By Bill Prachar
Déjà vu! In the early ‘70s, when I was a working at a large corporation, workplace rules were beginning to be
rewritten to prohibit sexual harassment. Many “men” in the workplace at the time were up in arms – it was totally"
unfair and the new rules didn’t reflect how things “really were.” Everything from “They like all the attention” to “All
they have to do is say no, just like a man would do.” Fast-forward and the story is repeating itself, this time in
In case you haven’t heard, a 6’5” 312 lb. second -year lineman on the Miami Dolphins, Jonathan Martin, has
accused a 6’3” 319 lb. veteran lineman, Richie Incognito, of bullying. The facts are not clear, but it appears
that Incognito has been harassing Martin with threatening, vulgar, racist emails and Martin finally had enough.
He left the team for “health” reasons, which was then followed by Incognito being suspended by the Dolphins.
The NFL is now investigating.
We don’t know all the facts, but we do know what is being said by a lot of players and sports writers. Many
players are blaming Martin for “breaking the locker room code” by complaining. Hazing of first-year players,
and others who don’t conform, is apparently common – “It’s just the way it is in an NFL locker room” say many
former and current players. What Martin experienced is just “high-testosterone, male horseplay” and he should
“man-up” and take it.
Martin is clearly different than many players in the NFL. He is a very good football player, but his parents are
Harvard educated and he grew up in Beverly Hills. He majored in classics at Stanford and loves poetry
(Incognito called him a “Wierdo-nerd). Apparently he tried to play along with all the “macho” hazing, but finally
reached the breaking point. Now instead of being seen as the victim by many of his “professional” peers, he’s a villain.
Whether the players and fans like it or not, the NFL is a professional workplace, and the same standards of mutual
respect and freedom of harassment should apply, just as they apply at WM. You think the players, like Incognito, could
make it in business?

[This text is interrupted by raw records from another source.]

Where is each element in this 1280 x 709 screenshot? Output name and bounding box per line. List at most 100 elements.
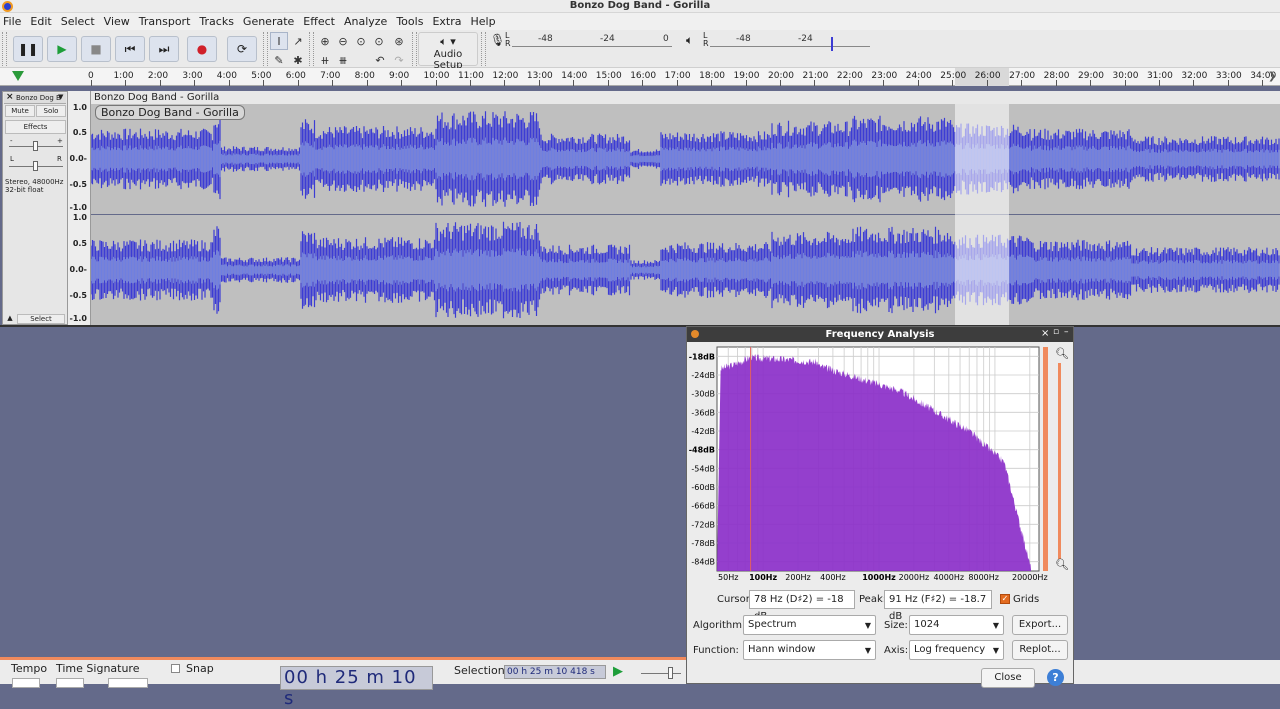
zoom-in-icon[interactable]: 🔍︎ [1055, 347, 1069, 360]
algorithm-label: Algorithm: [693, 620, 746, 631]
menu-edit[interactable]: Edit [30, 15, 51, 28]
maximize-icon[interactable]: ▫ [1053, 327, 1059, 337]
help-icon[interactable]: ? [1047, 669, 1064, 686]
clip-name-label[interactable]: Bonzo Dog Band - Gorilla [95, 105, 245, 120]
menu-tools[interactable]: Tools [396, 15, 423, 28]
algorithm-select[interactable]: Spectrum ▼ [743, 615, 876, 635]
menu-effect[interactable]: Effect [303, 15, 335, 28]
multi-tool[interactable]: ✱ [289, 51, 307, 69]
zoom-slider[interactable] [1058, 363, 1061, 559]
pan-slider-thumb[interactable] [33, 161, 38, 171]
toolbar-grip[interactable] [2, 32, 7, 66]
cursor-value: 78 Hz (D♯2) = -18 dB [749, 590, 855, 622]
pause-button[interactable]: ❚❚ [13, 36, 43, 62]
fit-project-button[interactable]: ⊙ [370, 32, 388, 50]
menu-file[interactable]: File [3, 15, 21, 28]
undo-button[interactable]: ↶ [371, 51, 389, 69]
play-speed-thumb[interactable] [668, 667, 673, 679]
tempo-input[interactable] [12, 678, 40, 688]
function-select[interactable]: Hann window ▼ [743, 640, 876, 660]
time-signature-lower-input[interactable] [108, 678, 148, 688]
pause-icon: ❚❚ [17, 42, 39, 56]
menu-analyze[interactable]: Analyze [344, 15, 387, 28]
toolbar-grip[interactable] [309, 32, 314, 66]
toolbar-grip[interactable] [481, 32, 486, 66]
selection-tool[interactable]: I [270, 32, 288, 50]
select-track-button[interactable]: Select [17, 314, 65, 324]
grids-checkbox[interactable]: ✓ [1000, 594, 1010, 604]
playback-speaker-icon[interactable]: 🔈︎ [686, 33, 693, 48]
dialog-title-bar[interactable]: Frequency Analysis [687, 327, 1073, 342]
play-at-speed-button[interactable]: ▶ [613, 664, 638, 682]
scale-label: -1.0 [69, 203, 88, 212]
axis-select[interactable]: Log frequency ▼ [909, 640, 1004, 660]
loop-button[interactable]: ⟳ [227, 36, 257, 62]
clip-header[interactable]: Bonzo Dog Band - Gorilla [91, 91, 1280, 104]
zoom-toggle-button[interactable]: ⊛ [390, 32, 408, 50]
ruler-tick-mark [986, 80, 988, 86]
microphone-icon[interactable]: 🎙︎ [490, 33, 505, 47]
menu-select[interactable]: Select [61, 15, 95, 28]
play-button[interactable]: ▶ [47, 36, 77, 62]
zoom-slider-track[interactable] [1043, 347, 1048, 571]
zoom-in-button[interactable]: ⊕ [316, 32, 334, 50]
time-signature-upper-input[interactable] [56, 678, 84, 688]
snap-label: Snap [186, 662, 214, 675]
spectrum-plot[interactable]: -18dB -24dB -30dB -36dB -42dB -48dB -54dB -60dB… [687, 342, 1073, 588]
menu-tracks[interactable]: Tracks [199, 15, 234, 28]
menu-help[interactable]: Help [470, 15, 495, 28]
mute-button[interactable]: Mute [5, 105, 35, 117]
draw-tool[interactable]: ✎ [270, 51, 288, 69]
toolbar-grip[interactable] [412, 32, 417, 66]
menu-generate[interactable]: Generate [243, 15, 294, 28]
track-divider [0, 325, 1280, 327]
loop-icon: ⟳ [236, 42, 248, 56]
record-button[interactable]: ● [187, 36, 217, 62]
zoom-out-icon[interactable]: 🔍︎ [1055, 558, 1069, 571]
cursor-label: Cursor: [717, 594, 754, 605]
size-select[interactable]: 1024 ▼ [909, 615, 1004, 635]
snap-checkbox[interactable] [171, 664, 180, 673]
record-meter[interactable]: -48 -24 0 [512, 33, 672, 47]
ruler-tick-mark [469, 80, 471, 86]
collapse-icon[interactable]: ▲ [4, 314, 16, 324]
menu-view[interactable]: View [104, 15, 130, 28]
fit-selection-button[interactable]: ⊙ [352, 32, 370, 50]
trim-button[interactable]: ⧺ [316, 51, 334, 69]
menu-extra[interactable]: Extra [432, 15, 461, 28]
play-icon: ▶ [57, 42, 67, 56]
menu-transport[interactable]: Transport [139, 15, 191, 28]
time-signature-label: Time Signature [56, 662, 140, 675]
ruler-scroll-right-icon[interactable]: ❯ [1268, 71, 1276, 82]
play-speed-slider[interactable] [641, 673, 681, 674]
solo-button[interactable]: Solo [36, 105, 66, 117]
zoom-out-button[interactable]: ⊖ [334, 32, 352, 50]
audio-setup-button[interactable]: 🔈︎ ▾ Audio Setup [418, 32, 478, 71]
toolbar-grip[interactable] [263, 32, 268, 66]
silence-button[interactable]: ⧻ [334, 51, 352, 69]
replot-button[interactable]: Replot... [1012, 640, 1068, 660]
selection-start-display[interactable]: 00 h 25 m 10 418 s [504, 665, 606, 679]
close-icon[interactable]: × [1041, 328, 1049, 339]
record-meter-lr: LR [505, 31, 511, 48]
stop-button[interactable]: ■ [81, 36, 111, 62]
selection-region[interactable] [955, 104, 1009, 325]
ruler-tick-label: 2:00 [147, 71, 169, 81]
close-icon[interactable]: × [6, 92, 14, 102]
export-button[interactable]: Export... [1012, 615, 1068, 635]
envelope-tool[interactable]: ↗ [289, 32, 307, 50]
ruler-tick-mark [366, 80, 368, 86]
close-button[interactable]: Close [981, 668, 1035, 688]
playback-meter[interactable]: -48 -24 [710, 33, 870, 51]
redo-button[interactable]: ↷ [390, 51, 408, 69]
skip-end-button[interactable]: ⏭ [149, 36, 179, 62]
track-name-dropdown[interactable]: × Bonzo Dog B ▼ [4, 92, 66, 104]
y-axis-label: -48dB [689, 446, 715, 455]
minimize-icon[interactable]: – [1064, 327, 1069, 337]
ruler-tick-mark [848, 80, 850, 86]
skip-start-button[interactable]: ⏮ [115, 36, 145, 62]
time-display[interactable]: 00 h 25 m 10 s [280, 666, 433, 709]
gain-slider-thumb[interactable] [33, 141, 38, 151]
effects-button[interactable]: Effects [5, 120, 66, 134]
size-value: 1024 [914, 619, 940, 630]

Hopefully the NFL/Martin/Incognito saga will serve as a reminder to all of us in the real working
world that every person – despite race, color, religion, sexual preference, gender, or love of poetry – deserves respect
and must be able to work in an environment that’s free of harassment.
And certainly standing up for one’s rights when a person feels persecuted is not breaking any “code.” It’s time the NFL
and its players follow the lead of real businesses – like us.